In 1931, Jersey, like the rest of the British Isles, was profoundly affected by the global financial crisis and the UK's decision to abandon the gold standard. As a Crown Dependency with its own ancient legislative powers, Jersey did not automatically follow UK currency law, but its economy was deeply intertwined with Britain's. The island's banking system held substantial reserves in sterling, and its primary export, agriculture, depended on the British market. Consequently, the devaluation of sterling in September 1931 created immediate uncertainty, threatening the value of Jersey's reserves and the stability of its local banks.
The States of Jersey moved swiftly to assert control and prevent a banking collapse. On 29 September 1931, just days after the UK's suspension of gold convertibility, the States passed the "Currency Notes (Jersey) Law". This critical legislation authorized the issuance of distinct, island-specific currency notes, which were to be backed not by gold but by sterling securities held in a dedicated fund. This created a de facto Jersey pound, pegged at par with sterling, but legally a separate issue. The move was a defensive measure to localize and secure the island's currency supply, ensuring that notes in circulation were fully backed by assets under the direct control of the Jersey government.

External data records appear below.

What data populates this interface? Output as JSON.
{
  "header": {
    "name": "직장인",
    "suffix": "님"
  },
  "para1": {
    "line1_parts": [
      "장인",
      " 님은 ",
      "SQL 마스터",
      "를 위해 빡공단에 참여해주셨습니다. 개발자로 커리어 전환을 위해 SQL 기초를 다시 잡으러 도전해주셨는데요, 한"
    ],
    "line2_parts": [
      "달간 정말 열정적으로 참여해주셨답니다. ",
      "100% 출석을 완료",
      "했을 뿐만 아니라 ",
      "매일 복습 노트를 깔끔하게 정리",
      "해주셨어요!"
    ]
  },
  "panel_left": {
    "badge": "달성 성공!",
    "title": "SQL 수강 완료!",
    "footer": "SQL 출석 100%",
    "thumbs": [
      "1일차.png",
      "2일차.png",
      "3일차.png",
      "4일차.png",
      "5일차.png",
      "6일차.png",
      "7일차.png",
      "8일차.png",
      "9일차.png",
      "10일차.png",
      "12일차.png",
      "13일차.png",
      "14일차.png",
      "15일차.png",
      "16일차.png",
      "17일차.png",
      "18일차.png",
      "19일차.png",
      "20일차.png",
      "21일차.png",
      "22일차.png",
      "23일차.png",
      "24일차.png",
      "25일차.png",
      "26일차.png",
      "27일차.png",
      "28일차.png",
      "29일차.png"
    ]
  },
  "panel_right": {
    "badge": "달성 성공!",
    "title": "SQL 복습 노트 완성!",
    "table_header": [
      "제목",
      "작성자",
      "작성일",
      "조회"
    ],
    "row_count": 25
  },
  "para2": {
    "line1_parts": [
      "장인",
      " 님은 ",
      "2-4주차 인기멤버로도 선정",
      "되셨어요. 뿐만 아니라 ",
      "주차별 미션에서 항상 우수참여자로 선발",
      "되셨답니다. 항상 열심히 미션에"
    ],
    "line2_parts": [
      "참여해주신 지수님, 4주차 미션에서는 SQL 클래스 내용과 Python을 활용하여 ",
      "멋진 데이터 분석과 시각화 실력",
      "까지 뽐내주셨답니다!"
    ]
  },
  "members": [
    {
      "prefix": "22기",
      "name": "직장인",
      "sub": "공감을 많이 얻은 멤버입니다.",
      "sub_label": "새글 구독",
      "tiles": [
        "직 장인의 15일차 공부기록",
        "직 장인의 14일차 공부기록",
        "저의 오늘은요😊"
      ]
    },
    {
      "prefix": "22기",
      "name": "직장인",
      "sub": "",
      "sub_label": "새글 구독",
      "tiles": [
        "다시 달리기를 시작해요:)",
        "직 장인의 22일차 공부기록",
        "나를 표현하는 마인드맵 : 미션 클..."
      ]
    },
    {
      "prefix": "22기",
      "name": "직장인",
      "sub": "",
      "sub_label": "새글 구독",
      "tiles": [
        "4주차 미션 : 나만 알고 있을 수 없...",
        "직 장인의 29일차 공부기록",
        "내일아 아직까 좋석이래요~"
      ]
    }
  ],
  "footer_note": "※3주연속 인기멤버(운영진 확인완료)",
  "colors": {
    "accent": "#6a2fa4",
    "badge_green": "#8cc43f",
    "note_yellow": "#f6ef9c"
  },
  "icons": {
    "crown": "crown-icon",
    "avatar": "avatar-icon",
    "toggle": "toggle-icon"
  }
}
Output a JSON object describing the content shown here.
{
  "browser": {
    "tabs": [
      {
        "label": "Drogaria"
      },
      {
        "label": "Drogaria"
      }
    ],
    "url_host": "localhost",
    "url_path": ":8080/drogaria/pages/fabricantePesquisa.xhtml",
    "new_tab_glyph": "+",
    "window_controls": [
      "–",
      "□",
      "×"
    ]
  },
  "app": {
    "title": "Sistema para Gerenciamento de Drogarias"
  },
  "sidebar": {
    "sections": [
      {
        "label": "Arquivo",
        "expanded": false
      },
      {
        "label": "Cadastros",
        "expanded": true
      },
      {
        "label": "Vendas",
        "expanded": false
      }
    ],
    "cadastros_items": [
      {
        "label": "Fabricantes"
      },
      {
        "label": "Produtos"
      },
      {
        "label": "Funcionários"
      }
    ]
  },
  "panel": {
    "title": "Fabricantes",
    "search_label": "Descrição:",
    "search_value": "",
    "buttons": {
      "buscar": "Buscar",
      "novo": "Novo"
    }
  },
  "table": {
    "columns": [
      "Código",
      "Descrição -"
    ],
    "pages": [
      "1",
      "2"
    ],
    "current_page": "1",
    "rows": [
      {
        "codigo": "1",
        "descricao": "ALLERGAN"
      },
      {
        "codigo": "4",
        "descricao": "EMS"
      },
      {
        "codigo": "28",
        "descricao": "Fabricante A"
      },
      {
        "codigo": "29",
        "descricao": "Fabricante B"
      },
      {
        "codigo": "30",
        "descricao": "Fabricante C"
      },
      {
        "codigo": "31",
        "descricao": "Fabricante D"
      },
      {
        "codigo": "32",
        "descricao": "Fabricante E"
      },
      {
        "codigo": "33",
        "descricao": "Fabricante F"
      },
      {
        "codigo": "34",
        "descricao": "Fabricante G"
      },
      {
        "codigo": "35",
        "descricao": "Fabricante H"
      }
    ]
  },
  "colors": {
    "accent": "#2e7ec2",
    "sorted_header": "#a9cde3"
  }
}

The outcome was a period of monetary stability during a time of international turmoil. The new Jersey notes successfully maintained public confidence, prevented a run on local banks, and allowed commerce to continue smoothly. This episode reinforced Jersey's constitutional autonomy in domestic affairs, particularly in finance, while also cementing its practical economic reliance on sterling. The system established in the crisis of 1931 formed the bedrock of Jersey's modern currency system, where locally issued notes circulate alongside UK coinage, a direct legacy of the decisive actions taken that year.